IU clearly recognizes this, as students and staff will enjoy a nine-day break this year. No one is asking if nine days is too long because of course it isn’t.

But just in case anybody is harboring dissenting thoughts against the glory of Thanksgiving, here are some counter-arguments. Nine facts — one for each day of the break.  

On the first day of Thanksgiving, my true love gave to me ...

Food

Lots of food. The core of Thanksgiving is the Viking-level feasting, and why shouldn’t it be? The only thing more American than devouring enough bread, vegetables, fruits and dead animals to feed a third-world country for a year is doing it with the whole family.

Football

Football is the most American sport there is. What’s that? Baseball, you say? Thanks for the laugh.
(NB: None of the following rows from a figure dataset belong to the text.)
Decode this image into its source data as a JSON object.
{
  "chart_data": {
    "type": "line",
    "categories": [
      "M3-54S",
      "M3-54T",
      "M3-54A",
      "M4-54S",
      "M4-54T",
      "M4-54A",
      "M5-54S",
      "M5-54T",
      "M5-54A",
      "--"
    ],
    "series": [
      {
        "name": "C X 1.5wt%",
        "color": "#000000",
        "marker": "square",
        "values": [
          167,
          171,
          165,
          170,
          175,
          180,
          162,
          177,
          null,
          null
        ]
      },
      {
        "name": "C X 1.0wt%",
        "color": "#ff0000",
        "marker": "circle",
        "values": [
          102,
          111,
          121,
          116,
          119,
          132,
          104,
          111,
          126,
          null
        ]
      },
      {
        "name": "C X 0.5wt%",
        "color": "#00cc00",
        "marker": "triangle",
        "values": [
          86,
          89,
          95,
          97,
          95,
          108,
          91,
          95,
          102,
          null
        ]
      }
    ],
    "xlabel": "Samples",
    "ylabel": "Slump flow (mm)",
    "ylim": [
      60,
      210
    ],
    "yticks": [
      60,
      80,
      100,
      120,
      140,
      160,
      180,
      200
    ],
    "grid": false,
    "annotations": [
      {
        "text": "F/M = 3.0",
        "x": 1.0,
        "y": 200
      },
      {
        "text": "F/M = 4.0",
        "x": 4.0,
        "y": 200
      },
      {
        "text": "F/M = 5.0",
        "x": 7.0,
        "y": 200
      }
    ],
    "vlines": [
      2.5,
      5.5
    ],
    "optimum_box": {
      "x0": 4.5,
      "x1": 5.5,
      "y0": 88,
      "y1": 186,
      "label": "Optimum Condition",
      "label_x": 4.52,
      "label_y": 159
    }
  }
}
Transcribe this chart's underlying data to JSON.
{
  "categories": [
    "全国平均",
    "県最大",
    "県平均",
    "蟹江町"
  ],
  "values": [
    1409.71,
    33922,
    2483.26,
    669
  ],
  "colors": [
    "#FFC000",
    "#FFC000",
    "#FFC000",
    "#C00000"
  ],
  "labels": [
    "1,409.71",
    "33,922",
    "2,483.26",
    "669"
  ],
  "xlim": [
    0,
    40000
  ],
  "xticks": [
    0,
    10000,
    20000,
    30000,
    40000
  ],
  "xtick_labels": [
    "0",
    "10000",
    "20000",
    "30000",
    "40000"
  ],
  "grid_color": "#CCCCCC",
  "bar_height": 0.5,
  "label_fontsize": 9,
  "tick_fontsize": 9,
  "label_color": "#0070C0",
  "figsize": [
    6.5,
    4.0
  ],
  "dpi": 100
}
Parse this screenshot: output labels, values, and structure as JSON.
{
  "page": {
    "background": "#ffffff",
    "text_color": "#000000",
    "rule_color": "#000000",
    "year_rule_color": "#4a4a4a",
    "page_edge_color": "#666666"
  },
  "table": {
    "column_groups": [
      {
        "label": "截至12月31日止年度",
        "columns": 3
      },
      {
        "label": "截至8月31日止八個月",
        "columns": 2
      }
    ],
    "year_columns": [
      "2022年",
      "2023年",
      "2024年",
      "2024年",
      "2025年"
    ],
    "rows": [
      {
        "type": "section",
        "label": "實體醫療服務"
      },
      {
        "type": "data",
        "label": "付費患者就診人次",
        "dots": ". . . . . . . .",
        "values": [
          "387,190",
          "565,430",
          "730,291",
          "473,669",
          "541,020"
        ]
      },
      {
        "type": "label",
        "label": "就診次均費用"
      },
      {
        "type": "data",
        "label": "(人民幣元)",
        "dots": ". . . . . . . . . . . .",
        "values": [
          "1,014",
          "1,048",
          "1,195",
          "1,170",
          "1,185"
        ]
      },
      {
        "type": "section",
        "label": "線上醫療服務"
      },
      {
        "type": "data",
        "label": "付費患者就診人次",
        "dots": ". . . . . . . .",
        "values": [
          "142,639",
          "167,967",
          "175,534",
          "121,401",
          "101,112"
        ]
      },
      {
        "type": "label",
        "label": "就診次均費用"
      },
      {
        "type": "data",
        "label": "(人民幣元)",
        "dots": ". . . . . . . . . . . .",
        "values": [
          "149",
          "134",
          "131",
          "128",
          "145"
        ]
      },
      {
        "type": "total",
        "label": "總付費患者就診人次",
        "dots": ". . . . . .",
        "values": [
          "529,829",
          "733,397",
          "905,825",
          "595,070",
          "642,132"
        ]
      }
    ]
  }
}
Now put on your sweater and let’s go toss the ol’ pigskin around.

The Parade

I can’t be the only one whose Thanksgiving experience requires a parade playing on television as people mill about and cook things. And not just any parade — there’s one king in town, and his name is Macy’s. Marching bands, Santa Claus and Super Grover. If life can get better, I’d like photographic evidence.

History

Revisionist history, that is. That’s right, your second grade play lied to you.

No Set Date


Does it make sense to have Thanksgiving on the fourth Thursday in November? No, but what are we, Germany? Making sense is for the weak.

Not Overly Religious


Thank God. Now people have to fight about something else during a holiday for once.

Horror Movies


Thanksgiving has the best horror movies of any holiday, hands down. Halloween, you say? Someone has obviously never seen a little flick called Thankskilling.

Music


Thanksgiving music is almost nonexistent, making it about 10,000 times less annoying than Christmas.

Black Friday


Thanksgiving isn’t overly commercialized, because mindless consumerism has its own holiday one day later. And it is awesome. If getting trampled to death at 4:30 a.m. in a Walmart isn’t the American dream, I might as well move to Russia.